Of course, another way of looking at Lee-Egan is that she is just like my own mother in 1970, confident about what ails the world and determined to live by her values. Lee-Egan helped start East Bay for Everyone, the YIMBY group that eventually tweeted the infamous picture of a 31-story tower at North Berkeley BART — the very same one that terrified my mother’s neighbors. Egan even avoids Monterey Market, she told me, because without those proposed bike lanes, she can’t get there safely with her kids riding in the front of her electric cargo bike. That anecdote made my mother cry when I told it to her later on — for real, actual tears — seemingly because it confirmed the arrival of a bewildering new generation, pushing for BART apartments and bike lanes, as if they cared not a lick about the Berkeley that we know and love.

And yet, in still another parallel to my mother, Lee-Egan was likewise riding a wave of change aligned with her politics.
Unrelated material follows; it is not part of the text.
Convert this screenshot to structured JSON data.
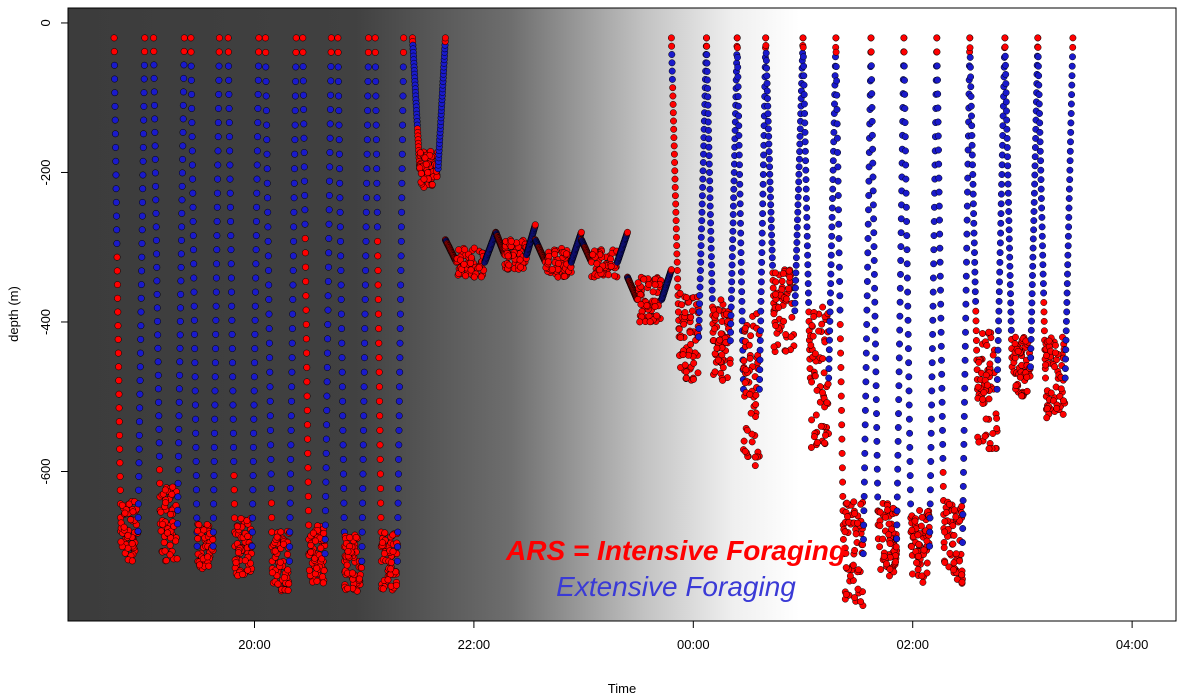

Those new laws are forcing every California community to follow through on planning for more housing, and while many communities are dragging their feet, Berkeley has recently granted a planning permit for a 25-story apartment building downtown — dwarfing the city’s current tallest high-rise. Berkeley also appears on track to approve two more towers of comparable size and another that, at 28 stories, will be taller than the university’s famous campanile, which, at 307 feet, has defined the city’s skyline for more than a century. All that new construction was on people’s minds, of course, at the meet-and-greet at North Berkeley BART. People my folks’ age, with faint traces of once-hippie identities still visible around their fuzzy, gray-haired edges, gathered facing a man named Jonathan Stern from BRIDGE Housing, one of the nation’s largest nonprofit developers of affordable housing and the lead on the BART project.

Stern lives in Berkeley and dressed diplomatically for the occasion in a red Berkeley High School hoodie. He has also done this countless times, including at other BART stations. Stern reassured everyone that none of the current design plans include buildings taller than eight stories and that all the plans include at least some permanent supportive housing for the formerly homeless, as well as subsidized housing for people making less than $100,000 a year. The rest would be market rate — which could mean $6,000 a month, or even more, for a two-bedroom.